Bangkok (ANTARA) – Thailand mungkin kesulitan menjual obligasi 75 miliar baht (S $ 2,9 miliar) untuk mendanai skema intervensi berasnya, kata manajer dana pada Senin, mempertaruhkan penundaan lebih lanjut pada pembayaran kepada petani.
Bank Pertanian dan Koperasi Pertanian negara bagian (BAAC) membutuhkan uang dari obligasi, yang terbesar yang pernah ada, untuk membayar petani atas beras yang dibeli di atas harga pasar dalam skema subsidi yang telah merugikan pemerintah 680 miliar baht sejauh ini.
Para petani, kelompok pendukung utama bagi pemerintah Perdana Menteri Yingluck Shinawatra, telah mengancam akan bergabung dengan protes anti-pemerintah yang berkembang karena mereka belum dibayar untuk beras mereka sejak skema itu diperbarui pada Oktober.
Penjamin emisi mulai menyuarakan investor institusional pada hari Jumat dan akan menetapkan harga pada hari Senin ketika book-building berakhir.
Obligasi akan diterbitkan pada 29 November.
“Obligasi itu sangat besar dan saya pikir itu mungkin tidak akan terjual habis,” kata Chajchai Sarit-apirak, wakil presiden senior pertama di Kasikorn Asset Management, yang memegang obligasi BAAC.
“Jika pemerintah ingin menjual semuanya, mereka harus menawarkan spread yang tinggi.”
Kementerian Keuangan Thailand mengatakan pekan lalu akan meminjam dari bank atau mengizinkan mereka untuk menawar bagian yang tidak terjual jika bunga institusional gagal.
BAAC, yang mendanai skema beras, telah menjual sekitar 123 miliar baht utang tahun ini tetapi harus membatalkan tiga lelang bulan lalu. Pejabat BAAC tidak segera tersedia untuk berkomentar.
Obligasi terbaru, catatan tiga tahun yang dijamin oleh pemerintah, akan digunakan untuk membayar panen utama sementara masalah kedua yang lebih kecil akan diperlukan untuk panen berikutnya.
“Saya sudah berbicara dengan manajer investasi lain dan mereka juga berpikir meskipun obligasi dijamin oleh pemerintah, mereka tidak ingin mendukung skema pembelian beras karena tidak transparan,” kata seorang dealer obligasi di bank domestik.
Thailand membeli beras dengan harga 15.000 baht per ton, jauh di atas harga pasar. Subsidi tersebut populer di kalangan petani yang dukungannya menyapu Shinawatra ke tampuk kekuasaan pada tahun 2011 dalam pemilihan umum.
Mereka adalah landasan kebijakan ekonomi yang bertujuan mengangkat pendapatan pedesaan untuk merangsang konsumsi dalam cetakan saudara laki-lakinya, perdana menteri Thaksin Shinawatra yang digulingkan. Dia menyalurkan uang ke desa-desa melalui pinjaman murah dan moratorium utang bagi petani saat berkuasa dari tahun 2001 hingga 2006, menciptakan efek knock-on pada seluruh ekonomi.
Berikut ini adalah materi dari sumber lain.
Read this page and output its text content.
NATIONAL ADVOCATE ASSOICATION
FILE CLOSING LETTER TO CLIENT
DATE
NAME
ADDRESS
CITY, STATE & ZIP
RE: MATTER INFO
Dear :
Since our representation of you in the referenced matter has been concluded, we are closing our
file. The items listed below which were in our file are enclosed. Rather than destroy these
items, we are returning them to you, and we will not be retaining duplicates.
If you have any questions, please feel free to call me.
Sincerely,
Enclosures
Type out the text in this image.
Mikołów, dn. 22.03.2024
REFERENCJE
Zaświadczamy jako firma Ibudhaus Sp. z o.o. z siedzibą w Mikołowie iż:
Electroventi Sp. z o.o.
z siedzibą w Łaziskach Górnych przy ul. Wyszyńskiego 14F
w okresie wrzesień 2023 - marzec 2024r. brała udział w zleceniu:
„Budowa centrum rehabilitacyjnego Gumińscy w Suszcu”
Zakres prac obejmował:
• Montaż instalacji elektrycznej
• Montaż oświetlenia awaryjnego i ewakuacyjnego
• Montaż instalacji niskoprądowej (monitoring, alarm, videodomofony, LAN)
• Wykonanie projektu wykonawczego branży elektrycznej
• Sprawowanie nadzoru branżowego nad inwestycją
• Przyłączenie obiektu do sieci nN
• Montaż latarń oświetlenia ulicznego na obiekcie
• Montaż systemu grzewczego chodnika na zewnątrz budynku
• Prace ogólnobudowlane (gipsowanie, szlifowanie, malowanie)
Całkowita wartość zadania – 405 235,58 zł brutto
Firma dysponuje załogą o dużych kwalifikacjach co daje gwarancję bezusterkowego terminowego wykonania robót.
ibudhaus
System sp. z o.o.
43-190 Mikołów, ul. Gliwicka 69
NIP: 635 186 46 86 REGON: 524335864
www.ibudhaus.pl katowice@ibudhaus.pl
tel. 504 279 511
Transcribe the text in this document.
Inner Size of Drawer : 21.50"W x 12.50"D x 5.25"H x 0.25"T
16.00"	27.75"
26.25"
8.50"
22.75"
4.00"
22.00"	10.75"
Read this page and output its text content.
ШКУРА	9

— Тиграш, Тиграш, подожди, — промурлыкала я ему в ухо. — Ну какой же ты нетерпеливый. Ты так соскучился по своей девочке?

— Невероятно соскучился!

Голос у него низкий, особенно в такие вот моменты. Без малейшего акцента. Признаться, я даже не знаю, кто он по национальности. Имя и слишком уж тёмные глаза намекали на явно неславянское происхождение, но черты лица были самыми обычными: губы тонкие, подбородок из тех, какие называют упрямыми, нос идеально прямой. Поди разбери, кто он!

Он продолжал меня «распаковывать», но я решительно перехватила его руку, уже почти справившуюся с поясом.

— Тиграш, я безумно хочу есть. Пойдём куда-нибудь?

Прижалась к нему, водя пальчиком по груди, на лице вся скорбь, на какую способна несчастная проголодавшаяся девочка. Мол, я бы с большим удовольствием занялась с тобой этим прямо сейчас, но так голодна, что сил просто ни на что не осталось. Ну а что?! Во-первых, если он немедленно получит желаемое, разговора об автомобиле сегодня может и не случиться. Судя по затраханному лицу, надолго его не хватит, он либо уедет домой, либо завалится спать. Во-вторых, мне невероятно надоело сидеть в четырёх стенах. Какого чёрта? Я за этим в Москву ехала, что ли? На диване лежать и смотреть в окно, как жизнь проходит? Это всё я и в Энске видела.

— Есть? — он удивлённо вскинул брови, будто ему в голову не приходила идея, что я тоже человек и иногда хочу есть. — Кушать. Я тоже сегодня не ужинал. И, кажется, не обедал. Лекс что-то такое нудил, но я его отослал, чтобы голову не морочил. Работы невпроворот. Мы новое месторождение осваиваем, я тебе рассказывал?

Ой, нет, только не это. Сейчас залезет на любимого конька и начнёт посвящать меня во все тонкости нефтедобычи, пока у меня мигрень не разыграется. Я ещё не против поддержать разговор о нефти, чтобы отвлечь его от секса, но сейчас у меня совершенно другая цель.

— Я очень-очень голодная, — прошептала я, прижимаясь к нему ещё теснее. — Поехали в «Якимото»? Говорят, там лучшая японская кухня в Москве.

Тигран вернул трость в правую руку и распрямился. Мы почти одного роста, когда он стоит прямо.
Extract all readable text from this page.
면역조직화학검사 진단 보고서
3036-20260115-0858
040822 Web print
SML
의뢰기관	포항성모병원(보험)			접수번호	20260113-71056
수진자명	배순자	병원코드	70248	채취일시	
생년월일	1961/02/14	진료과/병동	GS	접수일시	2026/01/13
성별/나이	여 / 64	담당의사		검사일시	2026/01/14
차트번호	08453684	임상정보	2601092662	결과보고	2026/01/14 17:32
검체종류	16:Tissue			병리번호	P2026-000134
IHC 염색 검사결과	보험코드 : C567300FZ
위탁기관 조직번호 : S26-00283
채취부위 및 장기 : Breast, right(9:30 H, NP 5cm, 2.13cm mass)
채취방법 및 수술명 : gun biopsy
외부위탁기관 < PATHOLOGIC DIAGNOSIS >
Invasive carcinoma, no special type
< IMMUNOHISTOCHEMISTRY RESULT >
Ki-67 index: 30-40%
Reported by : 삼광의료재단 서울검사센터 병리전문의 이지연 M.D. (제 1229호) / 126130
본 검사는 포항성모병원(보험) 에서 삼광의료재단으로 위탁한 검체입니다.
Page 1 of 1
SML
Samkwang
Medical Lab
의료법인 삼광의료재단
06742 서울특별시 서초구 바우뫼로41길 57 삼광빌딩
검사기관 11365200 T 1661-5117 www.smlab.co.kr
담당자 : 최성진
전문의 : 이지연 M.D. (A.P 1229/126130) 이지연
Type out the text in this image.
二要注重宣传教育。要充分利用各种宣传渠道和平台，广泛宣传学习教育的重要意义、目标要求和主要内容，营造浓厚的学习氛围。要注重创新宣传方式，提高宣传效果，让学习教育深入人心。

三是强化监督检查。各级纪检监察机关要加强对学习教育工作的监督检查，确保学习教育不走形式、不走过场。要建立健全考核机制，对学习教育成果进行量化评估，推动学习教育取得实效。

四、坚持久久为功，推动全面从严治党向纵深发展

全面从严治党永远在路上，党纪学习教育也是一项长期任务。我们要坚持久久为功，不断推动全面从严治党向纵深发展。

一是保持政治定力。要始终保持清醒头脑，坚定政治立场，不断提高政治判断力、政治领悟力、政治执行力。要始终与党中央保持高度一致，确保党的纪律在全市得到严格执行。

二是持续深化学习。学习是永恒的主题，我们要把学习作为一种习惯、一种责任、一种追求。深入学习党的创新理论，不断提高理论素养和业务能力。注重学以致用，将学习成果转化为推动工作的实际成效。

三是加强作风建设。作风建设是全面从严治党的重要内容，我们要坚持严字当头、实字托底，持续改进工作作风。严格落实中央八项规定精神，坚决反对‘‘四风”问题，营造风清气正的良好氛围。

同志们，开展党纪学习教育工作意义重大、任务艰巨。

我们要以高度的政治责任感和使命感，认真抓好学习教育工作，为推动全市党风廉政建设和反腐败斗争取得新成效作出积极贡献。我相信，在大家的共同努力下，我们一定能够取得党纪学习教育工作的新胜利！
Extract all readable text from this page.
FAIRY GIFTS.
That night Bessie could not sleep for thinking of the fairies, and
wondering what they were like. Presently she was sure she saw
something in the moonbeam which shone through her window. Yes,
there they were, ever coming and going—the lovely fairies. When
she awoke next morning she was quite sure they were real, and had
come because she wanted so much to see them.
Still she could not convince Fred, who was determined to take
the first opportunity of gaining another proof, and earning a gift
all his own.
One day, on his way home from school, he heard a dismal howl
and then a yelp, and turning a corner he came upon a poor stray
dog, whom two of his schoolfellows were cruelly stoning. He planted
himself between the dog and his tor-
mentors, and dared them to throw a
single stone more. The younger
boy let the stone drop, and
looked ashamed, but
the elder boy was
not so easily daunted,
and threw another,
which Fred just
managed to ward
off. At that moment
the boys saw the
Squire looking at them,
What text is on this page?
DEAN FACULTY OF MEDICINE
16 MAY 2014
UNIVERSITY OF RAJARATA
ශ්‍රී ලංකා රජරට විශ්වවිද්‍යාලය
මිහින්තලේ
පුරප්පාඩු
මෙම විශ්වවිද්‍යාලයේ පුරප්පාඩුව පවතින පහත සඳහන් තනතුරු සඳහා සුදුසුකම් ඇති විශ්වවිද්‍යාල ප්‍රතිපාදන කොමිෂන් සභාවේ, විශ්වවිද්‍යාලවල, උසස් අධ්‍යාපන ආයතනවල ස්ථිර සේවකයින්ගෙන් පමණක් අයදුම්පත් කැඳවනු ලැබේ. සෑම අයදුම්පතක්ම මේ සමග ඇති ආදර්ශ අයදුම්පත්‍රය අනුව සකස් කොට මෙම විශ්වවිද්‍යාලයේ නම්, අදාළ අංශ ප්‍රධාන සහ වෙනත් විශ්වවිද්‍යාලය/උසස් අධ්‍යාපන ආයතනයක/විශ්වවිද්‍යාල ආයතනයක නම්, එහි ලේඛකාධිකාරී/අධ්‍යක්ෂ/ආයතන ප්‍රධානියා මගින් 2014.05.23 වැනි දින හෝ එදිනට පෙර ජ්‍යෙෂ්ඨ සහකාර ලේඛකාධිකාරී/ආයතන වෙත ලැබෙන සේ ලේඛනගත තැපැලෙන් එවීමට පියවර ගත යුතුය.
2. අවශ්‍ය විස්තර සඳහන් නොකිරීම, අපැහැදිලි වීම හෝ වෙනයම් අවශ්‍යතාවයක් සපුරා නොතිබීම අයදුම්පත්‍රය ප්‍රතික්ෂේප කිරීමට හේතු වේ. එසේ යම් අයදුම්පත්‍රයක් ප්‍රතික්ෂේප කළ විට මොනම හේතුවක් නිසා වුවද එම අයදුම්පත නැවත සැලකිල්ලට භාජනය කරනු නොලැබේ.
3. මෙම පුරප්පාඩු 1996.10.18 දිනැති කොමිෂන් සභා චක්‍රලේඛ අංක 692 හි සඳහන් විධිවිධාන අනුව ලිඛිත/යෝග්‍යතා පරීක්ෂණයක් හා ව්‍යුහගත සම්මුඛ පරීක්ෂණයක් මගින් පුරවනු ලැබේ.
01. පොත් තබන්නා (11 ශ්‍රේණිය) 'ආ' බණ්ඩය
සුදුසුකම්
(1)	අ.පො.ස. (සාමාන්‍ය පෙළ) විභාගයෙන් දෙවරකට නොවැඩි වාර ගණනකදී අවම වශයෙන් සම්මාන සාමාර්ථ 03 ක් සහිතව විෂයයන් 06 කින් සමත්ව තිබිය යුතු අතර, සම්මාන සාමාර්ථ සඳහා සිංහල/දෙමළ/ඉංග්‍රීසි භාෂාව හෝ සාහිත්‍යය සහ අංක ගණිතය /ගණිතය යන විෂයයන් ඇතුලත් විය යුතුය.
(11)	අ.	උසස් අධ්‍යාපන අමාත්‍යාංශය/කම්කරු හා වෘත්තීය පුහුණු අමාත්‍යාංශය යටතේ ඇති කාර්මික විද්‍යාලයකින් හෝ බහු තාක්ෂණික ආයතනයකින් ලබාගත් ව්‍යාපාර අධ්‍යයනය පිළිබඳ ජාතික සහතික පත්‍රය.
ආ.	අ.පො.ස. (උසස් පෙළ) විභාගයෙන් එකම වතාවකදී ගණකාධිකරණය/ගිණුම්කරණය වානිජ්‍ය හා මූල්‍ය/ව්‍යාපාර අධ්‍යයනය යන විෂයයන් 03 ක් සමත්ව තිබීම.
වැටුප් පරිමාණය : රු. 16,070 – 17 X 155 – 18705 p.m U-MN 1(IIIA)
Tetapi pemerintah telah gagal membayar petani untuk beras yang dikumpulkan sejak Oktober, ketika skema itu diperbarui untuk tahun ketiga, yang mengarah pada risiko bahwa pendukung intinya dapat berbalik menentangnya.
Pada hari Minggu, sekitar 100.000 pengunjuk rasa anti-pemerintah berkumpul di ibukota Thailand, ketika ketegangan yang membara antara kelas menengah Bangkok dan sebagian besar pendukung pedesaan Thaksin mengancam akan mendidih.
Chajchai di Kasikorn Asset Management mengatakan spread antara obligasi BAAC terbaru yang jatuh tempo pada November 2016 dan kertas negara perlu melebar hingga 40 basis poin agar menarik. Jika mereka membelinya, “kita mungkin harus memegangnya hingga jatuh tempo”, katanya.
Di pasar sekunder, imbal hasil obligasi pemerintah tiga tahun naik 11 basis poin menjadi 3,26 persen pada hari Jumat, karena harga turun, sebagian sebagai tanggapan terhadap penawaran BAAC. Itu berada di 3,23 persen pada hari Senin.
Pemerintah telah menghabiskan hingga 680 miliar baht untuk program pembelian beras dan mengatakan akan menghabiskan 270 miliar baht lagi pada tahun panen 2013/14 mulai 1 Oktober.
Biaya miliaran dolar dari skema ini telah menyebabkan peringatan dari lembaga pemeringkat Moody’s dan teguran dari Dana Moneter Internasional tentang dampak fiskal.